Kitchen – Oven and Hob
This job may be enough to make you consider bringing in a professional cleaner. Degreasing ovens can be an unpleasant task at any time, but it cannot be left. Handing the keys back to a home with a filthy oven is not going to guarantee the return of your deposit.
Bathroom – Mildew
Baking soda and white vinegar can help to remove mildew, and a little elbow grease too. Bathrooms are easy to overlook as you may believe that cleaning the shower, bath, and sink is enough. Look at the faucet or taps. Check the plug areas for hair. Check the showerheads, and also look at the tiles.
Over time, mildew and other grime can build up. The grout between the tiles can discolour. These are things that are easy to miss, but your landlord might not.
Other Areas Apart from Cleaning that Need to be Taken Care of at the End of a Tenancy
Inventory and Damage
While cleaning is critical, it isn’t the only concern you should have. You may have an inventory, and this will list every item that is in the home. If you have broken anything then you will likely have to replace it or suffer a deduction from your deposit.
Inform the Landlord of your Decision to Leave at the End of the Contract
One of the simplest ways to bypass any disputes is to communicate with each other. Your landlord doesn’t actually have to give you a reason for not extending a tenancy agreement, but giving notice on either side is the polite way to handle things. There are plenty of tips for landlords for a smooth rental process, and likewise for tenants. Let your landlord know that you are planning to leave at the end of the contract so that they are prepared to re-market the home again.

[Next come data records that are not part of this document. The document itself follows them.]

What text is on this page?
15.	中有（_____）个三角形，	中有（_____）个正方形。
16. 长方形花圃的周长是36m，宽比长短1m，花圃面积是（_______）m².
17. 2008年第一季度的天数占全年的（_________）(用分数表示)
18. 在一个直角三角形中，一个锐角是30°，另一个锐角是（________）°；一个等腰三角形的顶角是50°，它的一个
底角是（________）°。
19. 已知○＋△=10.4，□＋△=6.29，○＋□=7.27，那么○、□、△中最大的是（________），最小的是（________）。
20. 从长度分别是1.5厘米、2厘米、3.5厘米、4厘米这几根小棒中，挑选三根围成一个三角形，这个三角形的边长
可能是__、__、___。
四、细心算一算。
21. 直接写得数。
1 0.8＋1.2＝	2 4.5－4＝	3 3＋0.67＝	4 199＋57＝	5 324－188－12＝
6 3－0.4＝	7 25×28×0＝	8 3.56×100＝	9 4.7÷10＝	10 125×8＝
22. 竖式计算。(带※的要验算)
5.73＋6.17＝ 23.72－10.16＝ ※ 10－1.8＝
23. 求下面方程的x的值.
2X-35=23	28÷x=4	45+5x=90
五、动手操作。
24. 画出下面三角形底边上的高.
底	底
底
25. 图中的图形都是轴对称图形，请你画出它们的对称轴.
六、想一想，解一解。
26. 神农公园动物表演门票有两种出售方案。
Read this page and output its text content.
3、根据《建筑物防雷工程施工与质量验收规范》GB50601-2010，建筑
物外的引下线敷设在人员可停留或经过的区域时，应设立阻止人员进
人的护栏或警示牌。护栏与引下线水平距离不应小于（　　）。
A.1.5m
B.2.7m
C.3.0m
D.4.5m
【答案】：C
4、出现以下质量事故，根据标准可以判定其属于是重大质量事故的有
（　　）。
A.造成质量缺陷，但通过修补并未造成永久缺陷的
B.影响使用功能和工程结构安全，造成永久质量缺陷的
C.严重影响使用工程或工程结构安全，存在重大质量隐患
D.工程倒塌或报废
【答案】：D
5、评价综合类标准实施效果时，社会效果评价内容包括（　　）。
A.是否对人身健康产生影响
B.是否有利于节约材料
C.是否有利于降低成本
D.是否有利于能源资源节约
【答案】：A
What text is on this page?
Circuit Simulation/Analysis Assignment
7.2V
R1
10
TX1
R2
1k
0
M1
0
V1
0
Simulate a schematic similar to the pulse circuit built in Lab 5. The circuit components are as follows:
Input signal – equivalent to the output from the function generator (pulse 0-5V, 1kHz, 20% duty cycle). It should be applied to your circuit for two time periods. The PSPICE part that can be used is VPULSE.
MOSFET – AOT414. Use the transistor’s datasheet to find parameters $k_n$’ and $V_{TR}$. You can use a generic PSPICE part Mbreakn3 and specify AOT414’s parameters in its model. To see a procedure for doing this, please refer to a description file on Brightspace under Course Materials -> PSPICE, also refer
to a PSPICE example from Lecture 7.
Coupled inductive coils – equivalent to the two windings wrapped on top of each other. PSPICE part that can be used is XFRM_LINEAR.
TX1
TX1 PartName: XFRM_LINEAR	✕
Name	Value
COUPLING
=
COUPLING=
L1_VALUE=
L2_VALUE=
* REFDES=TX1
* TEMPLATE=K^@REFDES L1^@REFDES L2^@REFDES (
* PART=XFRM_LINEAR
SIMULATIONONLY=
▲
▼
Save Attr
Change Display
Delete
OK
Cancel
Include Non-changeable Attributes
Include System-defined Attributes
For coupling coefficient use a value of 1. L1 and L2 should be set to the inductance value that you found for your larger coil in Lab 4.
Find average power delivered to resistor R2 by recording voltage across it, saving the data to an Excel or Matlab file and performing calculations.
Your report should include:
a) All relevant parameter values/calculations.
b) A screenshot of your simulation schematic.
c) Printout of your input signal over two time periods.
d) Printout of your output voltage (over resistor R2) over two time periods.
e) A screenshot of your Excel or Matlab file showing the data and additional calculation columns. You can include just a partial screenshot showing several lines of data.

Ensure your Rental Payments are up to Date
This is a very typical problem and one that should be avoided. Some tenants believe that the best way to ensure that they receive their deposit back is to simply not pay the last month’s rent. This will only lead to a dispute, and you will also fail to receive a reference. The latter is something you may come to regret later on.
What Happens if you Have a Dispute at the End of the Tenancy?
If things do go awry, fortunately, there is protection in the UK. The deposit protection scheme has been put into place to ensure that tenants’ deposits are held securely. The scheme can also help to give advice and manage any disputes that come about. All landlords must place the security deposit into one of these schemes by law. If yours hasn’t then you can report them, and even take them to court.
Leaving a home ready to be rented out is not only the polite thing to do but it will more than likely help you to get your deposit back. Cleanliness is the number one aspect you should remember when your contract comes to an end.
An end-of-tenancy-cleaner will understand what areas are of most importance, but there are other ways to avoid disputes as well. Make sure that bills are up to date, and that you communicate with your landlord.
Most disputes are about cleaning, however, and if you cover this area you should hopefully see your whole deposit returned.